John C Waterton1, Dominick McIntyre2, François-Xavier Blé3, Sabrina Doblas4, Eric Aboagye5, Kathrin Heinzmann2, Sandra Heskamp6, James PB O'Connor1, Sonja Schelhaas7, Lydia Wachsmuth8, Hervé Barjat9, Cara Brodie2, Dominique-Laurent Couturier2, Cornelius Faber8, Heather Flynn10, Philippe Garteiser4, Andreas Jacobs7, Bernard Van Beers4, Kaye Williams1, and Davina Honess2

1University of Manchester, Manchester, United Kingdom, 2Cancer Research UK Cambridge Institute, Cambridge, United Kingdom, 3AstraZeneca, Cambridge, United Kingdom, 4INSERM Center for Research on Inflammation, Paris, France, 5Imperial College, London, United Kingdom, 6Radboud University Medical Center, Nijmegen, Netherlands, 7European Institute for Molecular Imaging, University of Münster, Münster, Germany, 8TRIC, University Hospital, University of Münster, Münster, Germany, 9STFC, Daresbury, United Kingdom, 10Bioxydyn, Manchester, United Kingdom

We studied tumour Apparent Diffusion Coefficient (ADC), necrosis and cellularity in untreated rodent tumours of twelve types from six centres using two different vendors’ equipment. Tumour types included human xenografts (conventional and patient-derived) genetically engineered mouse tumours and syngeneic rat tumours.

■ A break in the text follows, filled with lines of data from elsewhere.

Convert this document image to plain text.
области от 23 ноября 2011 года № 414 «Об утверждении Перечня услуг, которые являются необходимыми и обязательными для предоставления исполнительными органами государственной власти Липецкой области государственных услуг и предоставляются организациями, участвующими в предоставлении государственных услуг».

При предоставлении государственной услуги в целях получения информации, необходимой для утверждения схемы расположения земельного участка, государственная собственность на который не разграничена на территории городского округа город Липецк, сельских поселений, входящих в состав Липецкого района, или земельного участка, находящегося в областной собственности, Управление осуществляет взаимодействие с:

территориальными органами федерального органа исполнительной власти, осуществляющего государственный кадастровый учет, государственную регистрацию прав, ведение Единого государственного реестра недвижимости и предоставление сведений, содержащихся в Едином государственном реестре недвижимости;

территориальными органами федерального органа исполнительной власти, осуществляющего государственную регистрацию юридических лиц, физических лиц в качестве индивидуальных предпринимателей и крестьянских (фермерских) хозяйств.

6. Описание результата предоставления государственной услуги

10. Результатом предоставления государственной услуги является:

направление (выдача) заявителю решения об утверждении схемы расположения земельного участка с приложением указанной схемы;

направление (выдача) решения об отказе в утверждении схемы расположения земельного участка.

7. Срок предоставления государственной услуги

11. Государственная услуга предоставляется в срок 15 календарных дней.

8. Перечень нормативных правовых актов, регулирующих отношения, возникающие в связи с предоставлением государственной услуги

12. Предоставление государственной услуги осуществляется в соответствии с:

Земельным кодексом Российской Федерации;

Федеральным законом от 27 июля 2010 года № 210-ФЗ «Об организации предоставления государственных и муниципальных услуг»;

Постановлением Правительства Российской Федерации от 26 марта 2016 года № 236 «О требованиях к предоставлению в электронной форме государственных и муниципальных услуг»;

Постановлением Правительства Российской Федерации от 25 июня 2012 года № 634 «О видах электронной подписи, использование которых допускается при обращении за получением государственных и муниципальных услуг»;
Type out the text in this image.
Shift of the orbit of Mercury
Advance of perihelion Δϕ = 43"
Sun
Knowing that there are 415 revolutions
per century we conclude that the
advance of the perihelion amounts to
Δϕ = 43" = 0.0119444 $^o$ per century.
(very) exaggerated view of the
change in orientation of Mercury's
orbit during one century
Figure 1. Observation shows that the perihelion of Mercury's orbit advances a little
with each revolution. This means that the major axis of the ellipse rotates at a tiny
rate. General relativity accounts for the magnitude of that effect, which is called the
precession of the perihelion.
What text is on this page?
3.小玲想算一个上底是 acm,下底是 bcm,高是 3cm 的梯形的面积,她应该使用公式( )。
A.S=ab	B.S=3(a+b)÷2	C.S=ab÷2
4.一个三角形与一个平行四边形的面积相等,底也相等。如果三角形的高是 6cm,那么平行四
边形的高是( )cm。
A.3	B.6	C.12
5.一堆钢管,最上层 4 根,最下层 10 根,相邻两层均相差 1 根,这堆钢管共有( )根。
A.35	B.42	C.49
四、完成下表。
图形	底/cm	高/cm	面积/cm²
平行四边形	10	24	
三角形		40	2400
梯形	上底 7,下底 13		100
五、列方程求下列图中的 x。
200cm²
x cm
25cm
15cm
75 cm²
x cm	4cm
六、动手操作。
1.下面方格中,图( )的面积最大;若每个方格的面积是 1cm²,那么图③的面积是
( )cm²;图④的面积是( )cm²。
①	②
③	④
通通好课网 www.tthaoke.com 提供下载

Across this broad spectrum there was a robust inverse correlation between ADC and cellularity, and a weaker positive correlation between ADC and necrosis. ADC mean and median were the best correlates for cellularity, while ADC standard deviation and kurtosis provided the best correlates for necrosis. This work advances the biological validation of ADC as a biomarker of tumour cellularity.